Mais il convenait pour le Conseil d'État, juge de la sincérité du scrutin, d'examiner également les autres griefs invoqués par M. T.. Or cette vérification conduisait le juge à relever des discordances entre le nombre des enveloppes trouvées dans l'urne et le nombre des émargements dans certains bureaux de vote et à constater dans d'autres cas que les bulletins et enveloppes déclarés nuls n'avaient pas été annexés au procès-verbal des bureaux de vote ou bien ne portaient ni le paraphe des membres du bureau ni la mention de la cause de nullité, ce qui le plaçait dans l'impossibilité de contrôler le bien-fondé de l'annulation des suffrages correspondants.

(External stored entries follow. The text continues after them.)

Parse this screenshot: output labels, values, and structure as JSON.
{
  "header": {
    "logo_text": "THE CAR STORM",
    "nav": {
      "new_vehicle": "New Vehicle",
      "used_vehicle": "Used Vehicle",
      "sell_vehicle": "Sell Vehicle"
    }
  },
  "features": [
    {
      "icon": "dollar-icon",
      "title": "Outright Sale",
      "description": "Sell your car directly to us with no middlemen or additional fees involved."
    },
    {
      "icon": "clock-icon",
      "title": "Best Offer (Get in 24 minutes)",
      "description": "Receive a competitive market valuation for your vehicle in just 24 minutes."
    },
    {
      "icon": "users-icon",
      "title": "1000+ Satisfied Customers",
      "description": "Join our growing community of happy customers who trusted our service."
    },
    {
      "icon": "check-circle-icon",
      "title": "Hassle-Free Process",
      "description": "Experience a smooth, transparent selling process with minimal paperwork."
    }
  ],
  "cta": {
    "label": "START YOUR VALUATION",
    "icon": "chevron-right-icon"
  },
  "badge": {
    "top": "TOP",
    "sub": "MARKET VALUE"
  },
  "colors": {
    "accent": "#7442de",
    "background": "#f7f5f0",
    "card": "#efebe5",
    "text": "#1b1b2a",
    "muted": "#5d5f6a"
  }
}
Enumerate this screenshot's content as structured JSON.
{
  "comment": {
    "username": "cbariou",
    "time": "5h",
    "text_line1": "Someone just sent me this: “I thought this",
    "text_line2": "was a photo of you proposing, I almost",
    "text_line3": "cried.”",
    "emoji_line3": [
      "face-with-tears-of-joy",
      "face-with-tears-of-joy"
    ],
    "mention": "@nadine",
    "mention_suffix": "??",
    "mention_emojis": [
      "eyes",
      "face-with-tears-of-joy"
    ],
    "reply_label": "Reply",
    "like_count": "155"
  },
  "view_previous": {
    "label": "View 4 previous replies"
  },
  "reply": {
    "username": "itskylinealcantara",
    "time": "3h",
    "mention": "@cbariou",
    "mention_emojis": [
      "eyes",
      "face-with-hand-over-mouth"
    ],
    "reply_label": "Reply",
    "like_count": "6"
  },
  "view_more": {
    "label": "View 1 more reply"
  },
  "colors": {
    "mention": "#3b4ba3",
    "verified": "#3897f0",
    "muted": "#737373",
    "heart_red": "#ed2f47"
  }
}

Au total, c'étaient 983 suffrages qui étaient affectés d'irrégularités et dont le juge ne pouvait dire avec certitude à qui ils devaient être attribués. Il fallait donc les déduire du nombre de voix obtenues par les candidats proclamés élus ou susceptibles de l'être, pour vérifier si l'élection pouvait être tenue pour acquise de façon certaine.

Cette déduction faite, il n'était possible ni de maintenir l'attribution du 49e siège et dernier siège de la liste conduite par M. V., ni de rectifier les résultats en attribuant ce siège à M. T.. Le Conseil d'État se trouvait alors dans un cas de figure qui, s'agissant du contentieux des élections régionales, était inédit. Il ne pouvait prévoir que le 49e siège serait pourvu par une élection partielle, dès lors que les textes ne le permettent pas et qu'une telle élection se serait nécessairement déroulée au scrutin uninominal, en contradiction avec le caractère proportionnel des élections régionales. L'annulation de l'ensemble des élections dans le département des Bouches-du-Rhône, proposée par le commissaire du gouvernement, M. Jacques Arrighi de Casanova, correspondait à la logique d'indivisibilité du scrutin proportionnel déjà retenue par la jurisprudence ; mais elle pouvait paraître disproportionnée car le nombre total des suffrages affectés d'irrégularités ne remettait nullement en cause l'attribution des 48 premiers sièges : en effet, seule l'attribution du dernier siège, beaucoup plus serrée du fait de l'application de la règle de la plus forte moyenne, était fragilisée. La dernière solution envisageable consistait enfin à annuler l'attribution du 49e siège en admettant qu'il resterait vacant.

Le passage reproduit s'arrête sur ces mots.